My 17-year-old son is a fan of Haruki Murakami and has read several of his novels. I've read his book about running, which I enjoyed very much. I also recently read "Norwegian Wood", which I didn't blog about at the time because I wasn't sure what to think of it. It seemed to be so foreign to me on so many levels: the setting and time were so specific, the main character was so unusual to me, and there was so much quiet sadness permeating the book. I should see the film, perhaps I would understand more. But the book certainly does seem to be much more appealing to a young man than a 40-something woman.
In any case, my son had a copy of "Hard-Boiled Wonderland and the End of the World" here at home and so I decided to read it. It took me a long time to get into the book, but once I did I could not put it down. The book is actually two novels that alternate chapter by chapter, but the reader quickly realizes that the two seemingly disconnected stories are in fact connected to each other by one and the same narrator. The first half, "Hard-Boiled Wonderland", is a sort of detective story whereby the main character finds himself unwillingly caught up in a mysterious case of information theft and top secret research on the nature of human consciousness; and frighteningly enough, he discovers he is one of the guinea pigs - in fact, the only one who has survived the experiments that have been done on his mind.

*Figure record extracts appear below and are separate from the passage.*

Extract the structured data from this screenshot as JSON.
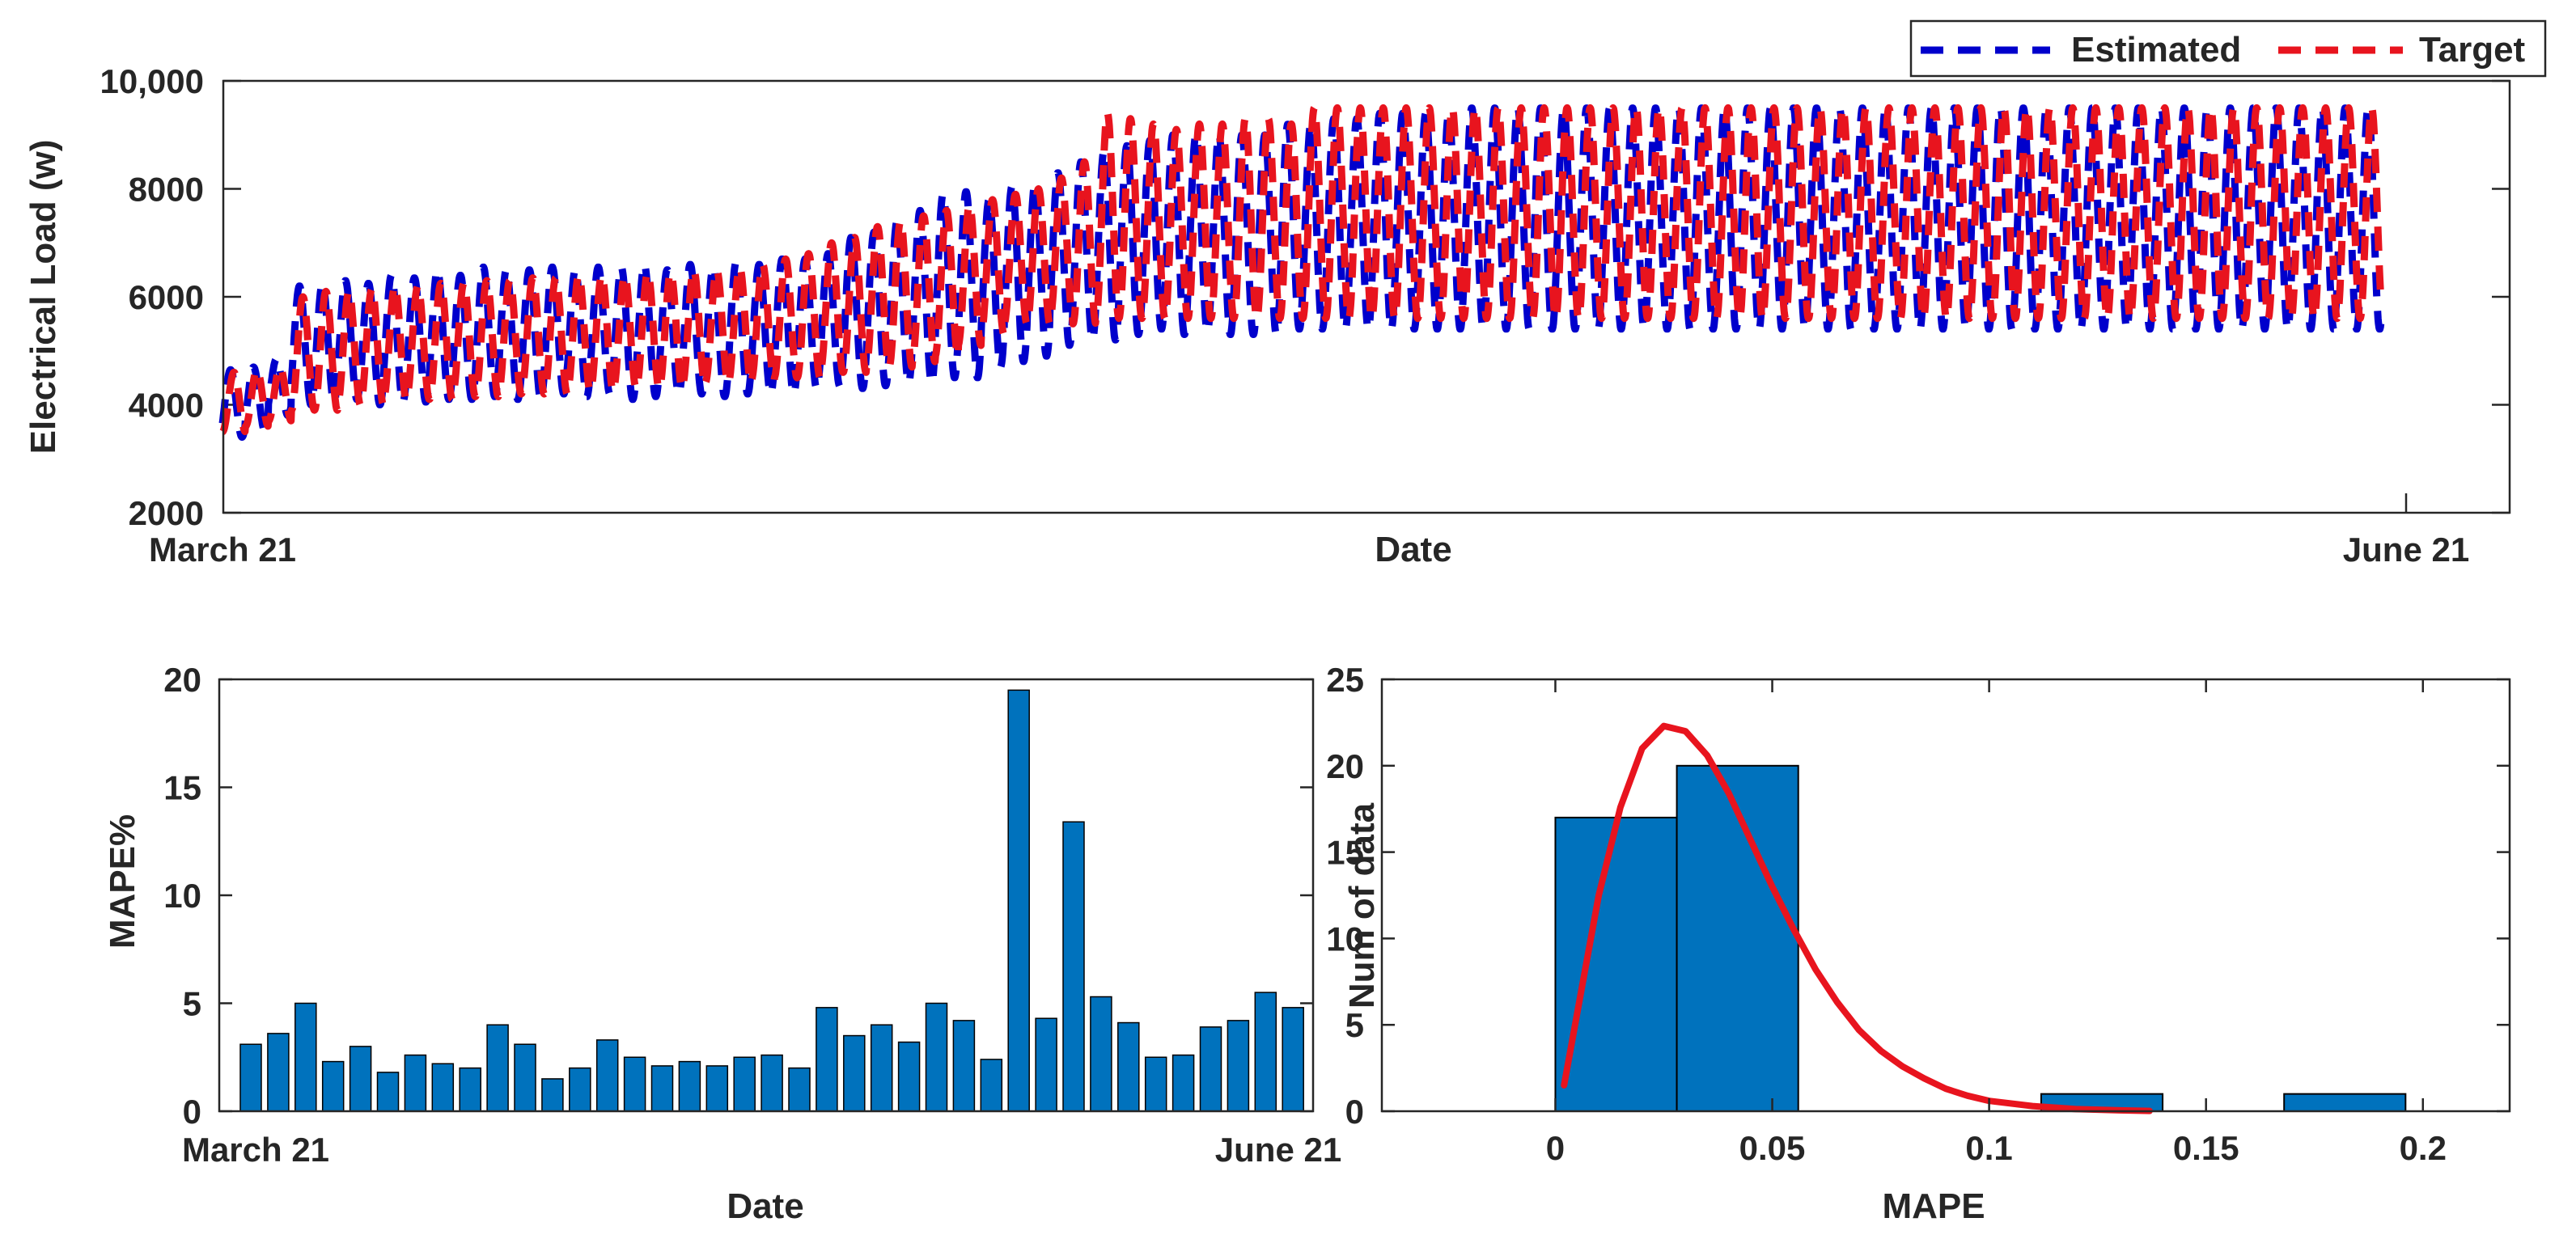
{
  "chart_data": [
    {
      "type": "line",
      "title": "",
      "xlabel": "Date",
      "ylabel": "Electrical Load (w)",
      "ylim": [
        2000,
        10000
      ],
      "yticks": [
        2000,
        4000,
        6000,
        8000,
        10000
      ],
      "ytick_labels": [
        "2000",
        "4000",
        "6000",
        "8000",
        "10,000"
      ],
      "x_tick_labels": [
        "March 21",
        "June 21"
      ],
      "x_range_days": [
        0,
        95
      ],
      "legend_position": "top-right",
      "series": [
        {
          "name": "Estimated",
          "color": "#0000cc",
          "style": "dashed",
          "period_days": 1,
          "phase_days": 0.1,
          "daily_max": [
            4650,
            4700,
            4850,
            6200,
            6250,
            6300,
            6250,
            6400,
            6350,
            6500,
            6400,
            6550,
            6500,
            6500,
            6550,
            6500,
            6550,
            6550,
            6600,
            6500,
            6600,
            6550,
            6650,
            6600,
            6700,
            6700,
            6800,
            7100,
            7200,
            7400,
            7600,
            7900,
            7950,
            7800,
            8050,
            8100,
            8300,
            8500,
            8700,
            8800,
            8900,
            9000,
            9000,
            9000,
            9000,
            9000,
            9200,
            9200,
            9300,
            9300,
            9400,
            9400,
            9400,
            9400,
            9500,
            9500,
            9500,
            9500,
            9500,
            9500,
            9500,
            9500,
            9500,
            9500,
            9500,
            9500,
            9500,
            9500,
            9500,
            9500,
            9500,
            9500,
            9500,
            9500,
            9500,
            9500,
            9500,
            9500,
            9500,
            9500,
            9500,
            9500,
            9500,
            9500,
            9500,
            9500,
            9500,
            9500,
            9500,
            9500,
            9500,
            9500,
            9500,
            9500,
            9500,
            9500
          ],
          "daily_min": [
            3400,
            3500,
            3800,
            4000,
            4050,
            4100,
            4000,
            4050,
            4050,
            4100,
            4100,
            4150,
            4100,
            4100,
            4200,
            4150,
            4200,
            4100,
            4150,
            4200,
            4200,
            4150,
            4200,
            4200,
            4200,
            4300,
            4350,
            4300,
            4350,
            4400,
            4400,
            4500,
            4500,
            4700,
            4800,
            4900,
            5100,
            5200,
            5200,
            5300,
            5400,
            5300,
            5350,
            5300,
            5300,
            5300,
            5400,
            5400,
            5400,
            5400,
            5400,
            5400,
            5400,
            5400,
            5400,
            5400,
            5400,
            5400,
            5400,
            5400,
            5400,
            5400,
            5400,
            5400,
            5400,
            5400,
            5400,
            5400,
            5400,
            5400,
            5400,
            5400,
            5400,
            5400,
            5400,
            5400,
            5400,
            5400,
            5400,
            5400,
            5400,
            5400,
            5400,
            5400,
            5400,
            5400,
            5400,
            5400,
            5400,
            5400,
            5400,
            5400,
            5400,
            5400,
            5400,
            5400
          ]
        },
        {
          "name": "Target",
          "color": "#e8141e",
          "style": "dashed",
          "period_days": 1,
          "phase_days": 0.25,
          "daily_max": [
            4600,
            4650,
            4700,
            6000,
            6100,
            6100,
            6150,
            6200,
            6200,
            6250,
            6250,
            6300,
            6300,
            6350,
            6350,
            6400,
            6400,
            6400,
            6450,
            6450,
            6500,
            6500,
            6550,
            6600,
            6700,
            6800,
            7000,
            7100,
            7300,
            7400,
            7500,
            7600,
            7700,
            7800,
            7900,
            8000,
            8200,
            8500,
            9400,
            9300,
            9200,
            9100,
            9200,
            9200,
            9300,
            9300,
            9200,
            9500,
            9500,
            9500,
            9500,
            9500,
            9500,
            9500,
            9500,
            9500,
            9500,
            9500,
            9500,
            9500,
            9500,
            9500,
            9500,
            9500,
            9500,
            9500,
            9500,
            9500,
            9500,
            9500,
            9500,
            9500,
            9500,
            9500,
            9500,
            9500,
            9500,
            9500,
            9500,
            9500,
            9500,
            9500,
            9500,
            9500,
            9500,
            9500,
            9500,
            9500,
            9500,
            9500,
            9500,
            9500,
            9500,
            9500,
            9500,
            9500
          ],
          "daily_min": [
            3500,
            3600,
            3700,
            3900,
            3900,
            4000,
            4000,
            4100,
            4100,
            4100,
            4150,
            4150,
            4200,
            4200,
            4200,
            4250,
            4250,
            4300,
            4300,
            4300,
            4350,
            4400,
            4400,
            4450,
            4500,
            4500,
            4600,
            4600,
            4700,
            4700,
            4800,
            4900,
            5100,
            5300,
            5500,
            5500,
            5600,
            5500,
            5600,
            5600,
            5600,
            5600,
            5600,
            5600,
            5600,
            5600,
            5600,
            5600,
            5600,
            5600,
            5600,
            5600,
            5600,
            5600,
            5600,
            5600,
            5600,
            5600,
            5600,
            5600,
            5600,
            5600,
            5600,
            5600,
            5600,
            5600,
            5600,
            5600,
            5600,
            5600,
            5600,
            5600,
            5600,
            5600,
            5600,
            5600,
            5600,
            5600,
            5600,
            5600,
            5600,
            5600,
            5600,
            5600,
            5600,
            5600,
            5600,
            5600,
            5600,
            5600,
            5600,
            5600,
            5600,
            5600,
            5600,
            5600
          ]
        }
      ]
    },
    {
      "type": "bar",
      "title": "",
      "xlabel": "Date",
      "ylabel": "MAPE%",
      "ylim": [
        0,
        20
      ],
      "yticks": [
        0,
        5,
        10,
        15,
        20
      ],
      "x_tick_labels": [
        "March 21",
        "June 21"
      ],
      "bar_color": "#0072bd",
      "values": [
        3.1,
        3.6,
        5.0,
        2.3,
        3.0,
        1.8,
        2.6,
        2.2,
        2.0,
        4.0,
        3.1,
        1.5,
        2.0,
        3.3,
        2.5,
        2.1,
        2.3,
        2.1,
        2.5,
        2.6,
        2.0,
        4.8,
        3.5,
        4.0,
        3.2,
        5.0,
        4.2,
        2.4,
        19.5,
        4.3,
        13.4,
        5.3,
        4.1,
        2.5,
        2.6,
        3.9,
        4.2,
        5.5,
        4.8
      ]
    },
    {
      "type": "histogram",
      "title": "",
      "xlabel": "MAPE",
      "ylabel": "Num of data",
      "xlim": [
        -0.04,
        0.22
      ],
      "ylim": [
        0,
        25
      ],
      "xticks": [
        0,
        0.05,
        0.1,
        0.15,
        0.2
      ],
      "xtick_labels": [
        "0",
        "0.05",
        "0.1",
        "0.15",
        "0.2"
      ],
      "yticks": [
        0,
        5,
        10,
        15,
        20,
        25
      ],
      "bar_color": "#0072bd",
      "bins": [
        {
          "from": 0.0,
          "to": 0.028,
          "count": 17
        },
        {
          "from": 0.028,
          "to": 0.056,
          "count": 20
        },
        {
          "from": 0.112,
          "to": 0.14,
          "count": 1
        },
        {
          "from": 0.168,
          "to": 0.196,
          "count": 1
        }
      ],
      "fit_curve": {
        "color": "#e8141e",
        "points": [
          [
            0.002,
            1.5
          ],
          [
            0.006,
            7.0
          ],
          [
            0.01,
            12.5
          ],
          [
            0.015,
            17.6
          ],
          [
            0.02,
            21.0
          ],
          [
            0.025,
            22.3
          ],
          [
            0.03,
            22.0
          ],
          [
            0.035,
            20.6
          ],
          [
            0.04,
            18.4
          ],
          [
            0.045,
            15.7
          ],
          [
            0.05,
            13.0
          ],
          [
            0.055,
            10.5
          ],
          [
            0.06,
            8.2
          ],
          [
            0.065,
            6.3
          ],
          [
            0.07,
            4.7
          ],
          [
            0.075,
            3.5
          ],
          [
            0.08,
            2.6
          ],
          [
            0.085,
            1.9
          ],
          [
            0.09,
            1.3
          ],
          [
            0.095,
            0.9
          ],
          [
            0.1,
            0.6
          ],
          [
            0.11,
            0.3
          ],
          [
            0.12,
            0.12
          ],
          [
            0.13,
            0.05
          ],
          [
            0.137,
            0.02
          ]
        ]
      }
    }
  ]
}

In the second novel, "The End of the World", we slowly discover a mysterious Town surrounded by an impenetrable Wall. The narrator is newly arrived in the Town and must learn all the strange customs. His Shadow is cut from him and imprisoned by the Gatekeeper who guards the Town, where no one is allowed to keep their Shadow or their mind. Our narrator is given the job of "reading dreams" in the Library where he is assisted in this by the young Librarian, whom he becomes attached to. His Shadow, however, is anxious for him to make a map of the Town so that the two of them can make their escape back to the real world.

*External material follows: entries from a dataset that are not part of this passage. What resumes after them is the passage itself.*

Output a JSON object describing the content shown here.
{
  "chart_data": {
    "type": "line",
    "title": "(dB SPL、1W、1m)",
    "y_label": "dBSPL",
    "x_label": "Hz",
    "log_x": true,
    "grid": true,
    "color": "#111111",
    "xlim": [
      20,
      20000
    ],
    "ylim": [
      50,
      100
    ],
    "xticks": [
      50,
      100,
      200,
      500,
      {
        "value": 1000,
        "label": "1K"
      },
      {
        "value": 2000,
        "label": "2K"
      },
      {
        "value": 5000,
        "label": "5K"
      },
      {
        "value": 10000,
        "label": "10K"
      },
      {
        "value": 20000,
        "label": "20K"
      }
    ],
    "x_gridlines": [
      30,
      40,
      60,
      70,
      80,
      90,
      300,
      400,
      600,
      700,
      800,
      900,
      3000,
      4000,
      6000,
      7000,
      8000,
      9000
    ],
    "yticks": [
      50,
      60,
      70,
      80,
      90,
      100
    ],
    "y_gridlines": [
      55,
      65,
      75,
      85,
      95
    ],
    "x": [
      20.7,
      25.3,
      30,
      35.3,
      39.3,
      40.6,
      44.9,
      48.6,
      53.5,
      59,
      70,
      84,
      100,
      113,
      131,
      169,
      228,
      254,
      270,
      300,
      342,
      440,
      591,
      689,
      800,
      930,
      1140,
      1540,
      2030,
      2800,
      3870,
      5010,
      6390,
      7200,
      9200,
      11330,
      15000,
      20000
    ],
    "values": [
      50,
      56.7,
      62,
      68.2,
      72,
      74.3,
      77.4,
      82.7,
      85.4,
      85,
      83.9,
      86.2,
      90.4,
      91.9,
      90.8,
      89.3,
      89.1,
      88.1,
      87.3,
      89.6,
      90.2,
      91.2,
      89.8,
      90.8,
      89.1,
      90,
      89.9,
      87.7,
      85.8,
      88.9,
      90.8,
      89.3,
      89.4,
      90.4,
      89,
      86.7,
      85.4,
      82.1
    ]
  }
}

I won't reveal just how the two novels are connected, but I found myself impatient to discover how things worked in the Town (in some ways it made me think of the movie "The Village") and whether or not the narrator was going to be able to turn his precarious situation around at the end.
If you enjoy a kind of dreamy science fiction novel with a touch of action-adventure and lots of references to food (I loved that the narrator made a dressing with umeboshi plums, among many other delicacies), music, movies, literature, whiskey, beer, cars and life in modern Tokyo, then I can recommend this book.